Bisnis.com, JAKARTA — Penghentian operasional pemerintahan Amerika Serikat (AS) atau government shutdown diperkirakan bisa berdampak kepada perekonomian global, termasuk Indonesia. Namun, besaran dampak yang juga bisa memengaruhi target pertumbuhan ekonomi pemerintah RI akan tergantung dengan lamanya durasi shutdown.
Peneliti Center for Strategic and International Studies (CSIS) Indonesia Deni Friawan menilai dampak government shutdown terhadap perekonomian Indonesia akan relatif terbatas apabila berlangsung kurang dari dua pekan. Namun, jika situasi tersebut berlarut hingga sebulan atau lebih, pengaruhnya terhadap perekonomian global akan semakin besar.
“Kalau misalnya lebih dari tiga atau empat minggu dan berlarut-larut, permasalahan domestik Amerika Serikat ini tentunya akan punya dampak yang besar terhadap perekonomian dunia, mengingat US punya peranan yang besar terhadap perekonomian dunia. Dan itu pastinya akan berdampak ke perekonomian Indonesia baik secara langsung atau tidak langsung,” jelas Deni kepada Bisnis, Jumat (3/10/2025).
Menurutnya, ketidakpastian global akan meningkat apabila penutupan pemerintahan berlangsung lama. Situasi ini mendorong investor melakukan flight-to-safety dengan memindahkan investasinya ke aset yang dianggap aman seperti emas atau ke negara-negara maju, termasuk AS. Kondisi tersebut berpotensi memicu capital outflow dari negara berkembang, termasuk Indonesia, baik di pasar saham maupun obligasi.
“Tentu akan menekan rupiah dan menekan IHSG. Itu yang pertama,” ujar peneliti ekonomi lulusan Universitas Indonesia (UI) dan Kyung Hee University, Korea Selatan itu.
Selain berdampak pada pasar keuangan, Deni menyebut shutdown yang berkepanjangan juga bisa mengurangi konsumsi masyarakat AS. Jika daya beli turun, permintaan terhadap ekspor dari negara mitra, termasuk Indonesia, berisiko melemah.
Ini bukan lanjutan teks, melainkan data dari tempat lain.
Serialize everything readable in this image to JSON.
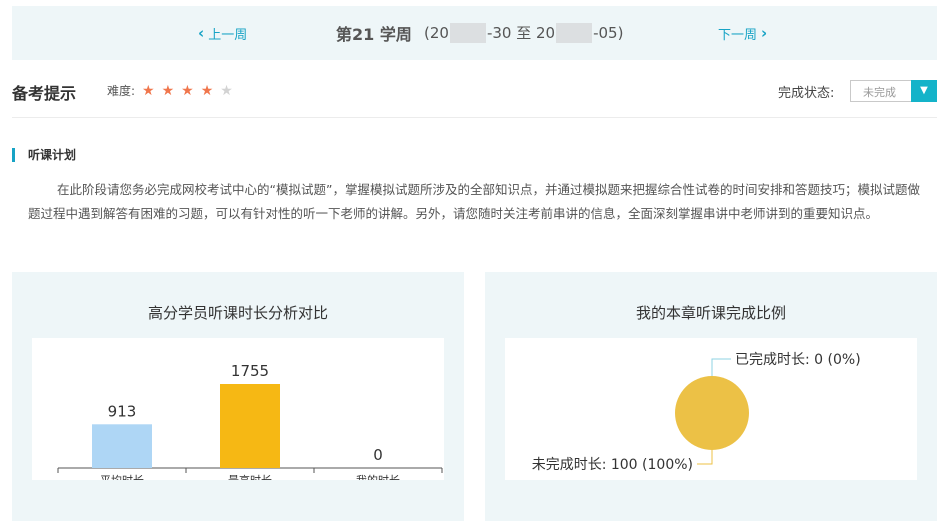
{
  "week_nav": {
    "prev_label": "上一周",
    "next_label": "下一周",
    "title": "第21 学周",
    "range_open": "(20",
    "range_mid": "-30 至 20",
    "range_close": "-05)"
  },
  "tips": {
    "title": "备考提示",
    "difficulty_label": "难度:",
    "difficulty_stars": 4,
    "difficulty_max": 5,
    "status_label": "完成状态:",
    "status_value": "未完成"
  },
  "plan": {
    "heading": "听课计划",
    "text": "在此阶段请您务必完成网校考试中心的“模拟试题”，掌握模拟试题所涉及的全部知识点，并通过模拟题来把握综合性试卷的时间安排和答题技巧；模拟试题做题过程中遇到解答有困难的习题，可以有针对性的听一下老师的讲解。另外，请您随时关注考前串讲的信息，全面深刻掌握串讲中老师讲到的重要知识点。"
  },
  "colors": {
    "accent": "#17a3c5",
    "star_on": "#f0764c",
    "star_off": "#d3d3d3",
    "bar_avg": "#aed6f5",
    "bar_max": "#f6b814",
    "pie": "#ecc146",
    "panel_bg": "#eef6f8"
  },
  "left_panel": {
    "title": "高分学员听课时长分析对比"
  },
  "right_panel": {
    "title": "我的本章听课完成比例"
  },
  "chart_data": [
    {
      "type": "bar",
      "title": "高分学员听课时长分析对比",
      "categories": [
        "平均时长",
        "最高时长",
        "我的时长"
      ],
      "values": [
        913,
        1755,
        0
      ],
      "data_labels": [
        "913",
        "1755",
        "0"
      ],
      "colors": [
        "#aed6f5",
        "#f6b814",
        "#aed6f5"
      ],
      "ylim": [
        0,
        1755
      ],
      "grid": false
    },
    {
      "type": "pie",
      "title": "我的本章听课完成比例",
      "slices": [
        {
          "label": "已完成时长",
          "value": 0,
          "display": "已完成时长: 0 (0%)"
        },
        {
          "label": "未完成时长",
          "value": 100,
          "display": "未完成时长: 100 (100%)"
        }
      ],
      "color": "#ecc146"
    }
  ]
}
Selama ini, ekspor Indonesia ke AS didominasi produk tekstil, garmen, alas kaki, dan elektronik.
“Jadi tentu ini menjadi tambahan tekanan terhadap ekspor Indonesia yang sebelumnya juga sudah tertekan dari dampak reciprocal tariffs yang dilakukan sampai 19% itu,” terangnya.
Badan Pusat Statistik (BPS) mencatat ekspor Indonesia ke AS pada Agustus 2025 sebesar US$2,72 miliar, turun 12,39% secara bulanan (month-to-month/mtm), namun masih naik 2,96% secara tahunan (year-on-year/yoy).
Lebih lanjut, Deni menilai target pertumbuhan ekonomi 5,2% (yoy) pada 2025 yang ditetapkan pemerintah sudah sulit dicapai bahkan sebelum adanya shutdown. “Jadi adanya shutdown ini semakin mempersulit pencapaian target 5.2% itu,” ujarnya.
Berdasarkan laporan sebelumnya, pemerintah AS yang dipimpin Presiden Donald Trump menghentikan sebagian operasionalnya sejak Rabu (1/10/2025) akibat belum tercapainya kesepakatan antara pemerintah dan Kongres terkait pendanaan federal.